Today, I had a meeting with our new customer service trainer and we discussed the increasing importance of customer service in a culture of dwindling human interaction. We have automated toll booths, ATMS, self-checkout lines, on-line purchasing, on-line dating, and even "virtual" friendships. If you are reading this, you have probably fallen victim to, witnessed, or been at the receiving end of not so great service, if you are lucky. And it occurs to me that seeking out human interaction is riskier than our digital interactions that guarantee us a certain security. Machines are predictable, but the woman behind the counter with tattoos and the facial piercing is probably rebelling against something and needs to take her anger out on you. So, it is just a little safer to stay at home, brew some good coffee and avoid the chance that the person on the other side of the counter could ruin your day. As our interactions with other people decrease, the stakes seem higher.

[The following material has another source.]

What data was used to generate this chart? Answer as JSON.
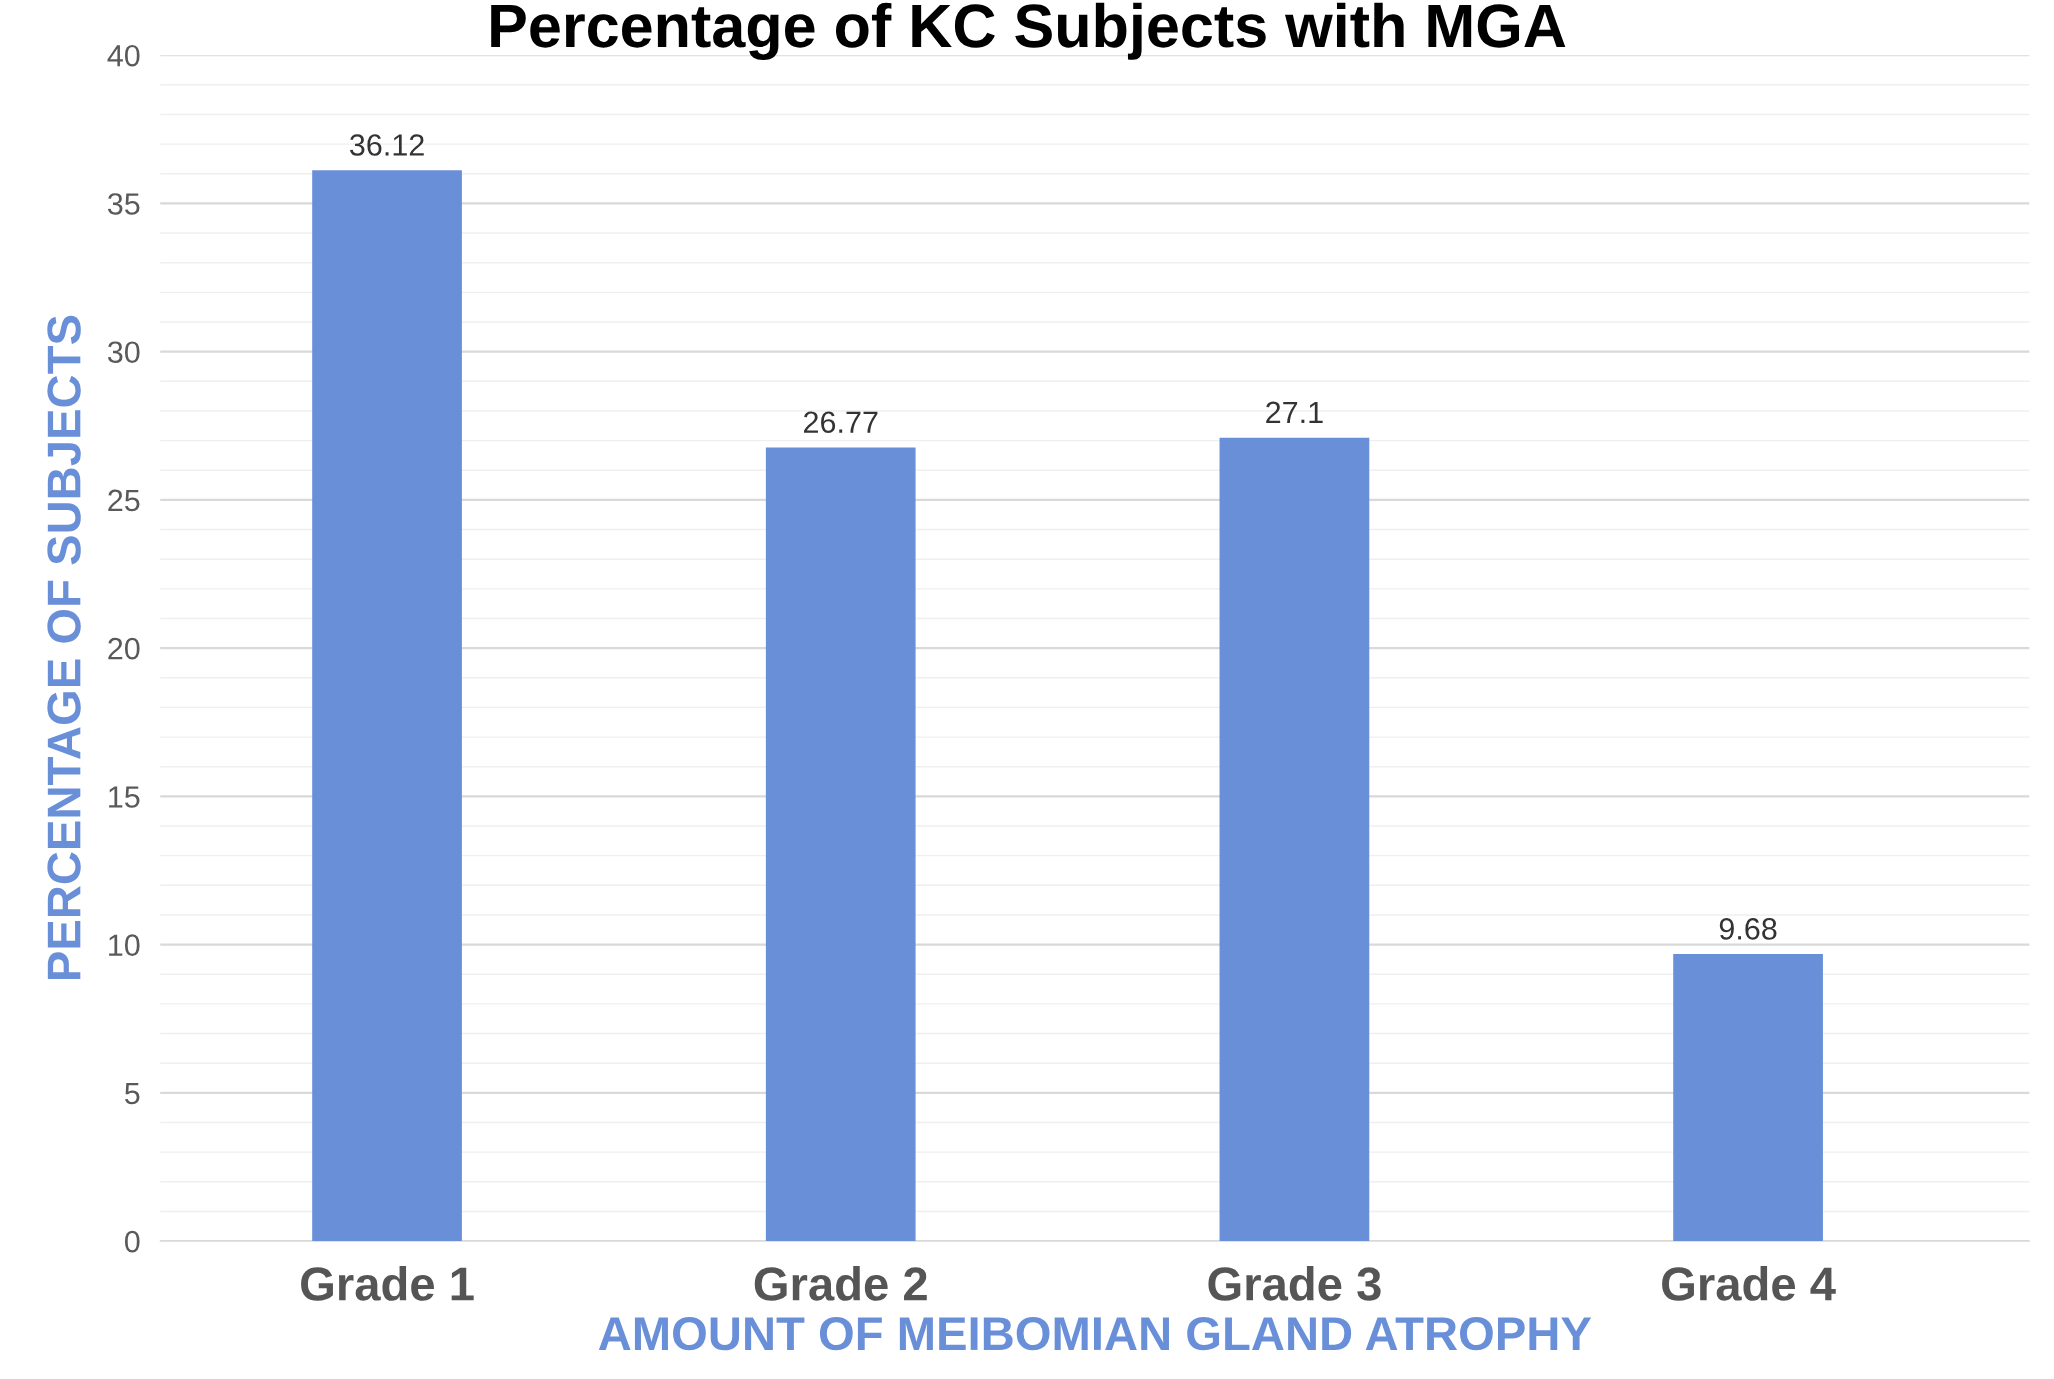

Our hope at Diesel and Bloc11 is to foster the importance of positive interactions in a service environment, whether it is with a co-worker or a customer. Every once in a while, I hear staff complain that we get treated like robots and it is true, but often it is because we are acting like robots. Saying the same phrase in the same tone without making eye contact or smiling or listening to what the customer is actually saying, paying more attention to our ipods than the customer waiting to order at the register. And this reminds me that how we act is often an indicator of how people will treat us. How the simple, yet challenging act of paying attention to our body language, tone, inflection, word choice, our focus, our sense of urgency can make a big difference in how people experience us. What we give off to others, people will give right back.